AfCFTA: The Need to Review Double Taxation Arrangement

A Tax Treaty otherwise called an Avoidance of Double Taxation Agreement (ADTA) or Double Taxation Agreement (DTA) could be described as an agreement between two or more countries (otherwise known as the Contracting States or parties) to make sure that a resident of one or both of the contracting countries does not suffer from paying tax twice on the same income in both jurisdictions or unduly benefit from not paying appropriate taxes in any of the countries through tax evasion or avoidance. The Agreement covers taxes on income and capital only and does not extend to consumption taxes such as Value Added Tax or Sales Taxes.

Over the last few decades, the number of bilateral tax treaties has increased dramatically. The United Nations Model Double Taxation Convention Between Developed and Developing Countries (“UN Model Convention”) and the Organisation for Economic Co-operation and Development’s Model Tax Convention on Income and on Capital2 (“OECD Model Convention”) provide models for countries to use in negotiating the terms of their treaties and are regularly updated. For purposes of both the UN and OECD Model Conventions, it is assumed that any rules for the application of the provisions of those Model Conventions are a matter for the domestic law of the contracting states. Consequently, there are no general rules in the Model Conventions or in the Commentaries concerning how the provisions of the treaty should be applied.
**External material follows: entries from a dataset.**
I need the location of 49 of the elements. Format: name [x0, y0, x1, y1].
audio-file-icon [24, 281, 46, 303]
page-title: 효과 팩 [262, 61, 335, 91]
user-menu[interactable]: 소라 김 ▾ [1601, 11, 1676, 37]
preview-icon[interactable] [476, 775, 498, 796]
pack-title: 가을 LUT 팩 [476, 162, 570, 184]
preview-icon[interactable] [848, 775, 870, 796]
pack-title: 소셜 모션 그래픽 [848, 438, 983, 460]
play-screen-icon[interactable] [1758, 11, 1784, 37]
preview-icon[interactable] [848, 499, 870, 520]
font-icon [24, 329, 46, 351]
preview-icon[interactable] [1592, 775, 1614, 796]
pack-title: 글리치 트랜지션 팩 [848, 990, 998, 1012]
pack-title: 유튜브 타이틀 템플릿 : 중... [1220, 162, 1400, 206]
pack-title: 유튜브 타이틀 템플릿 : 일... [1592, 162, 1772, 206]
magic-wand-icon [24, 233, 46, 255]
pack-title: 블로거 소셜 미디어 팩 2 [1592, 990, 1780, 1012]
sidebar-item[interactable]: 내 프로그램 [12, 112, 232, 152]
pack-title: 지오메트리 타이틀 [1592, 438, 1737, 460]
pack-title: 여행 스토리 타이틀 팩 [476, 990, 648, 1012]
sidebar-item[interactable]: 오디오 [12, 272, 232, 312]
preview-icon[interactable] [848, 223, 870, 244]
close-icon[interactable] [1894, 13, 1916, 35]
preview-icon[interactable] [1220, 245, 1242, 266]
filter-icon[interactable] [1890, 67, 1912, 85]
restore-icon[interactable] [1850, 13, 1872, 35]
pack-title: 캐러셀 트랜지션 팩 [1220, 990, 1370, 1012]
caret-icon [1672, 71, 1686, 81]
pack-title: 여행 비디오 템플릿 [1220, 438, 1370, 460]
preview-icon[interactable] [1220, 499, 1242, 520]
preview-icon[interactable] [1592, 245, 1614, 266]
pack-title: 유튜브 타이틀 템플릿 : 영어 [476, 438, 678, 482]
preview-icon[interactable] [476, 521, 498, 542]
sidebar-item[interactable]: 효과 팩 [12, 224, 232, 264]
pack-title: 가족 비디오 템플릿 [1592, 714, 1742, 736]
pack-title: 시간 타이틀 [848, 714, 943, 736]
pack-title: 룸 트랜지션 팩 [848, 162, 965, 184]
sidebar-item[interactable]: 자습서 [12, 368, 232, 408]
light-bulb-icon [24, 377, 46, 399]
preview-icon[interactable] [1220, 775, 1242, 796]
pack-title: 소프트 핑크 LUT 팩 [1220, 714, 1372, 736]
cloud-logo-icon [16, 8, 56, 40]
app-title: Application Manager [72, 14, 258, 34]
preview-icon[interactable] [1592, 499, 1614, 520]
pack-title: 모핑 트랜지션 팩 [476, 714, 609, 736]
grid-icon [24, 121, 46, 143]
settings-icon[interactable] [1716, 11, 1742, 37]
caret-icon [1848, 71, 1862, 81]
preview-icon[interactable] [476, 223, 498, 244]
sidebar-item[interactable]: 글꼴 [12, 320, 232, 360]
Speaking at the launch of “Dangers of Double Tax Agreement in Financing Development: a case study in Ghana,” Mrs. Ofori-Kwafo said the report emphasized the need to adopt a harmonized DTA model, which would take into consideration diversities in the African economies.

She said in view of that, Tax Justice Network Africa (TJNA), in collaboration with its members of South and Eastern Africa Trade Information and Negotiation Institute (SEATINI Uganda), Civil Society Legislative Advocacy Centre Nigeria (CISLAC), Ghana Integrity Initiative (GII), Policy Forum Tanzania and Centre for Trade Policy and Development (CTPD) Zambia with support from Open Society Foundation (OSF) had conducted a joint study on the Dangers of DTAs in Financing Development in Africa with case studies of Ghana, Nigeria, Tanzania, Uganda, and Zambia.

In general, the tax authorities of a country should apply the provisions of its tax treaties to prevent tax avoidance and evasion. This requires careful consideration of the inclusion of anti-abuse rules in tax treaties and the adoption of domestic anti-avoidance rules that can be applied to treaty abuses. However, in addition to ensuring that the appropriate anti-avoidance rules are in place, the tax authorities must have the capacity to interpret, apply and enforce those rules concerning treaty abuses.

Given the African Continental Free Trade Agreement (AfCFTA), there is, therefore, the need for a thorough review and renegotiation of the Double Taxation Agreement to resolve challenges regarding tax evasion and avoidance in the continent.